Dr Héctor Izquierdo from IVF-Life explains: "We see the couple as a team and always ask them to keep an open mind. We start by checking both women's medical history, run a few tests and scans and can suggest, based on that information, who would be best to contribute with the eggs and who would be best to contribute with the uterus. For example, one woman may have low ovarian reserve, in which case it would be best for her to be the one carrying the pregnancy, with her partner, giving the eggs. Ultimately, the couple can choose, but we want to advise them, to maximise their chances of having a baby."
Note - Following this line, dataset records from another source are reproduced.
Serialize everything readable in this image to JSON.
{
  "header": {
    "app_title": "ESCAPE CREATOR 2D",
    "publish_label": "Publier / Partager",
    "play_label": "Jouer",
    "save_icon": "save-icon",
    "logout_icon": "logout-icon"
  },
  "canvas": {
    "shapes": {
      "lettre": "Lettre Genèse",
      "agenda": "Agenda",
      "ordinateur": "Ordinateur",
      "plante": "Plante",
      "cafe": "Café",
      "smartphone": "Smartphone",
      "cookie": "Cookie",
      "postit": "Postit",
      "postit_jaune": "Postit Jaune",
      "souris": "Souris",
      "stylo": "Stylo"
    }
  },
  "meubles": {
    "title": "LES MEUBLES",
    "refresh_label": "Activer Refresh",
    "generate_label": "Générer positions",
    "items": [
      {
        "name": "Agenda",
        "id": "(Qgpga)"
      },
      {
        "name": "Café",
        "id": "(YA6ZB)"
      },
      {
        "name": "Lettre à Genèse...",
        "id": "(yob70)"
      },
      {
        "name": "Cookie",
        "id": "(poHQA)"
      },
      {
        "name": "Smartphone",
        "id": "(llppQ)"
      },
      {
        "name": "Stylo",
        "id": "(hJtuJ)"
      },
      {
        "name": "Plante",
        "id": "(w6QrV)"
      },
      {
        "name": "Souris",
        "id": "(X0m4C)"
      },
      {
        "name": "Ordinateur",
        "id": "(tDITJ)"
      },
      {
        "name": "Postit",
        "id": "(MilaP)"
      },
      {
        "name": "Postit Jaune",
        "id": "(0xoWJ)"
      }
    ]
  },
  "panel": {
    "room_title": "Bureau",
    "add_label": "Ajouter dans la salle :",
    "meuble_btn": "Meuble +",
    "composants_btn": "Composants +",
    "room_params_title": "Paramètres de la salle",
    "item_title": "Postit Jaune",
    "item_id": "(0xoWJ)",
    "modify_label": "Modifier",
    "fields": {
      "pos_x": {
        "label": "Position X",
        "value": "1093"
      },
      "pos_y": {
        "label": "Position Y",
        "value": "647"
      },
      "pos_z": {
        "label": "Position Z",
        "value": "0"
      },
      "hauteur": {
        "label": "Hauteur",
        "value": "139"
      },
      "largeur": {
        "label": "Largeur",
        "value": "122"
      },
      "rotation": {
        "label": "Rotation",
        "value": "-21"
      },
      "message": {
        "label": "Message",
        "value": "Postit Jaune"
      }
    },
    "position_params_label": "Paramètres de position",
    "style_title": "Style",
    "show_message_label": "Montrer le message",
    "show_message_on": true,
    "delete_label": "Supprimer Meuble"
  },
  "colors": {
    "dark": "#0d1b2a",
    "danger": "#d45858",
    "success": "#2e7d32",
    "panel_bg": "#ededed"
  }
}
How do we choose the sperm donor?

The legal framework doesn't allow patients to choose the donor, because donation is an anonymous process in Spain. Dr Héctor Izquierdo from IVF-Life explained that it is the clinical team that chooses the most adequate donor for patients. The choice of sperm donor is based on the woman who receives the donation. This means that in the ROPA method, the sperm donor will have similar characteristics to the woman who is contributing with the uterus and is carrying the pregnancy. Ultimately the baby will look like both women.


Are we both registered as mothers in the birth certificate?

Most countries don't acknowledge the origin of eggs and sperm in the birth certificate initially. Usually the woman who gives birth, will be named in the birth certificate. Dr Héctor Izquierdo from IVF-Life explained, if the couple is married, they will both be named in the birth certificate. If the couple is not married, the pregnant woman, goes through a legal notary to request that her partner is added to the birth certificate.


What are the success rates with ROPA?

Success rates are very different, depending on the womens' age, their clinical history and specific circumstances. Most of times, these patients are younger and if they were in an heterosexual relationship, they would get pregnant naturally. When this is the case, and all they need is a sperm donor, the process is very easy and pregnancy rates are quite high. But we also see several women who discovered their sexuality later in life, and come through this process of parenthood when their fertility is already declining. In these cases, if ovarian reserve is low, the chances with those eggs, are a bit lower.


What happens to leftover embryos?

Dr Héctor Izquierdo from IVF-Life told us that when the couple gets pregnant, if they have any embryos left from the fertility treatment process, these are frozen and kept at the clinic. If the couple wants to have more children, they can transfer these embryos at a later stage.